The JUMBL's analysis engines produce several analysis results; this page attempts to explain what those results signify, and how they may be used. Please note that which statistics are important and useful to you depends very much on what problem you are trying to solve. This page is just an overview, nothing more. For an example analysis report, click here.
The JUMBL has more than one analytical engine. Different analytical engines will produce different results. Some analytical engines may use approximations to obtain their results, and these will be slightly different from the ``analytical'' solutions of other engines. At the time of writing, the JUMBL contains four analytical engines.
There are four kinds of statistics presented in the analysis report:
Of these, the statistics which are potentially of the greatest use are those which relate to the model (overall) and to the stimuli. Nodes of a model are, in a sense, arbitrary. Though they may be said to refer to ``states of use'' additional nodes may be inserted, or existing nodes split or merged, for various purposes. In contrast, the stimuli on the arcs represent usage events observed by the system under test and are therefore the primary focus of the modeling effort.
The mathematical expectation E(X) (also called the mean) is the average value of a random variable X across many trials.
Every expectation E(X) has an associated variance Var(X). The variance can be interpreted using Chebyshev's Inequality. The probability that the observed value of random variable X differs from the expected value E(X) by at least k (for any positive k) is bounded above by Var(X)/k2. In other words: P[|X - E(X)| >= k] <= Var(X) / k2
Alternately, you may think of the variance in this way. 95% of the time, the observed value will be within SQRT[Var(X) / 0.95] of the expectation. (SQRT[x] is the square root of x.)
Often the square root of the variance is reported; this is called the standard deviation. The Chebyshev Inequality does not assume any distribution for X. If the distribution of a random variable is known, one can often do much better than the Chebyshev Inequality. For example, for a normally-distributed random variable, approximately 68% of the time the observed value is within one standard deviation of the mean, and 95% of the time the observed value is within two standard deviations of the mean.
This is the name of the model to which the results correspond.
Every model may have one or more distributions. Distributions are distinguished by keys, and designate a collection of constraints which are to be taken together. For an example of a model with multiple distributions, see the NAS TML model.
This collection of constraints may be viewed as probabilities on arcs, or as costs associated with arcs, etc. The special default distribution has no key. The following example shows two TML constraints; the first is part of the default distribution, while the second is part of the ``special'' distribution. ($ 1/2 $)
special:($ 2/3 $) Every analysis must be for one and only one distribution, so this is indicated in the analysis results page.
The number of nodes n in the model is reported. Many computations are O(n2) or O(n3), so this number is significant.
The number of arcs in the model is reported. Note that there may be many arcs between two nodes, so this number is in some sense independent of the number of nodes.
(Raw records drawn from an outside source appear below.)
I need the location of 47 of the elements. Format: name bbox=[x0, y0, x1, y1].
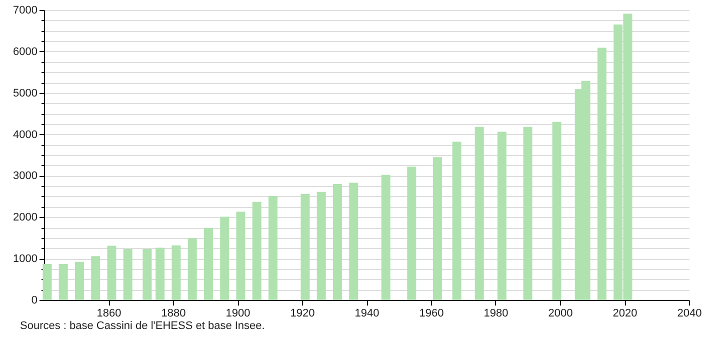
bar bbox=[452, 142, 462, 300]
bar bbox=[252, 202, 262, 300]
bar bbox=[204, 228, 213, 300]
bar bbox=[349, 182, 358, 300]
x-tick-label: 1900 bbox=[226, 308, 250, 320]
x-tick-label: 1960 bbox=[419, 308, 444, 320]
x-tick-label: 2020 bbox=[612, 308, 638, 320]
x-tick-label: 2000 bbox=[548, 308, 573, 320]
bar bbox=[42, 264, 52, 300]
x-tick-label: 1980 bbox=[484, 308, 508, 320]
y-tick-label: 5000 bbox=[13, 87, 38, 100]
bar bbox=[381, 174, 390, 300]
bar bbox=[58, 264, 68, 300]
x-tick-label: 1860 bbox=[96, 308, 122, 320]
x-tick-label: 1920 bbox=[290, 308, 315, 320]
source-note: Sources : base Cassini de l'EHESS et base Insee. bbox=[20, 320, 265, 332]
bar bbox=[236, 212, 246, 300]
bar bbox=[432, 157, 442, 300]
y-tick-label: 6000 bbox=[13, 46, 38, 58]
bar bbox=[156, 248, 165, 300]
bar bbox=[523, 126, 532, 300]
bar bbox=[332, 184, 342, 300]
bar bbox=[497, 132, 506, 300]
y-tick-label: 4000 bbox=[13, 128, 38, 141]
bar bbox=[142, 249, 152, 300]
bar bbox=[107, 246, 116, 300]
bar bbox=[123, 249, 132, 300]
bar bbox=[597, 48, 606, 300]
y-tick-label: 2000 bbox=[13, 212, 38, 224]
bar bbox=[172, 245, 181, 300]
y-tick-label: 1000 bbox=[13, 253, 38, 266]
bar bbox=[316, 192, 326, 300]
x-tick-label: 2040 bbox=[677, 308, 702, 320]
bar bbox=[407, 166, 416, 300]
bar bbox=[220, 216, 230, 300]
bar bbox=[268, 196, 278, 300]
bar bbox=[552, 122, 562, 300]
y-tick-label: 0 bbox=[31, 294, 38, 306]
bar bbox=[300, 194, 310, 300]
y-tick-label: 3000 bbox=[13, 170, 38, 182]
y-tick-label: 7000 bbox=[13, 4, 38, 16]
x-tick-label: 1880 bbox=[161, 308, 186, 320]
x-tick-label: 1940 bbox=[354, 308, 380, 320]
bar bbox=[188, 238, 197, 300]
bar bbox=[91, 256, 100, 300]
bar bbox=[474, 126, 484, 300]
bar bbox=[74, 262, 84, 300]
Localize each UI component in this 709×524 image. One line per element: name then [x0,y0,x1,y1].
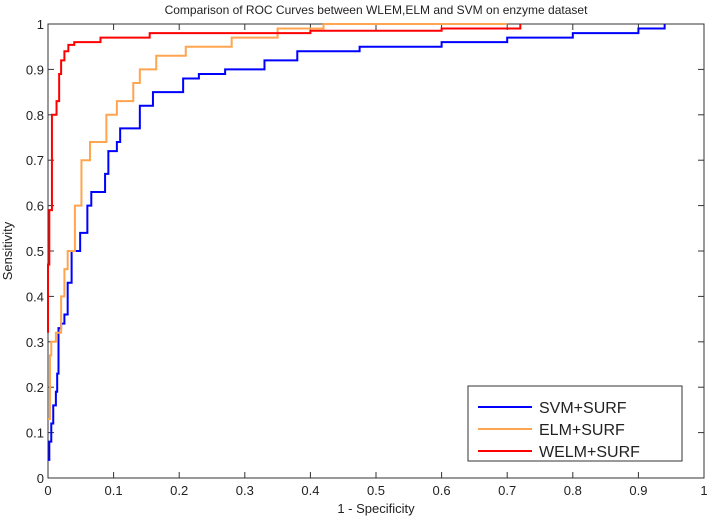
roc-line-welm-surf [47,24,522,333]
legend-label: ELM+SURF [539,422,625,439]
y-tick-label: 0.6 [26,199,44,214]
y-tick-label: 0.7 [26,153,44,168]
y-tick-label: 0.8 [26,108,44,123]
x-tick-label: 0.2 [170,483,188,498]
x-tick-label: 0.9 [629,483,647,498]
x-tick-label: 0.6 [433,483,451,498]
x-tick-label: 0 [44,483,51,498]
y-tick-label: 0.2 [26,380,44,395]
chart-title: Comparison of ROC Curves between WLEM,EL… [165,3,589,17]
x-axis-label: 1 - Specificity [337,501,415,516]
x-tick-label: 0.3 [236,483,254,498]
y-tick-label: 0.9 [26,62,44,77]
y-tick-label: 0 [37,471,44,486]
y-tick-label: 0.3 [26,335,44,350]
roc-line-elm-surf [48,23,508,420]
y-axis-label: Sensitivity [0,221,15,280]
x-tick-label: 0.5 [367,483,385,498]
legend-label: WELM+SURF [539,444,640,461]
legend-label: SVM+SURF [539,400,627,417]
x-tick-label: 1 [700,483,707,498]
x-tick-label: 0.4 [301,483,319,498]
y-tick-label: 0.1 [26,426,44,441]
y-tick-label: 0.4 [26,289,44,304]
y-tick-label: 1 [37,17,44,32]
y-tick-label: 0.5 [26,244,44,259]
x-tick-label: 0.7 [498,483,516,498]
x-tick-label: 0.1 [105,483,123,498]
roc-line-svm-surf [48,24,666,461]
x-tick-label: 0.8 [564,483,582,498]
legend: SVM+SURF ELM+SURF WELM+SURF [467,385,683,462]
legend-box [467,385,683,462]
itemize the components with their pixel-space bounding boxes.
Each arc must be labeled with a stimulus, and a single stimulus may label more than one arc. This is the number of distinct stimuli in the model. Each arc from a given node must have a distinct stimulus, so the number of arcs in the model is bounded above by the number of stimuli multiplied by the number of nodes.
The average, per-step uncertainty in bits. This can be interpreted as the minimum average number of yes / no questions which must be asked to determine which path is taken. For example, if there are eight choices then one can determine which choice is made by asking three yes / no questions (splitting the number of choices in half each time). For n equally likely choices, one must ask CEIL(log2n) questions to determine which choice is made. (CEIL(n) is the smallest integer greater than or equal to n.)
When choices are not equally likely, the uncertainty is less than for the equally likely case (since some choices must be more likely than others). The uncertainty of a distribution P = {p1,p2,p3,...,pn} is given by the following famous equation derived by C. Shannon: H{P} = -SUM(pi log2 pi)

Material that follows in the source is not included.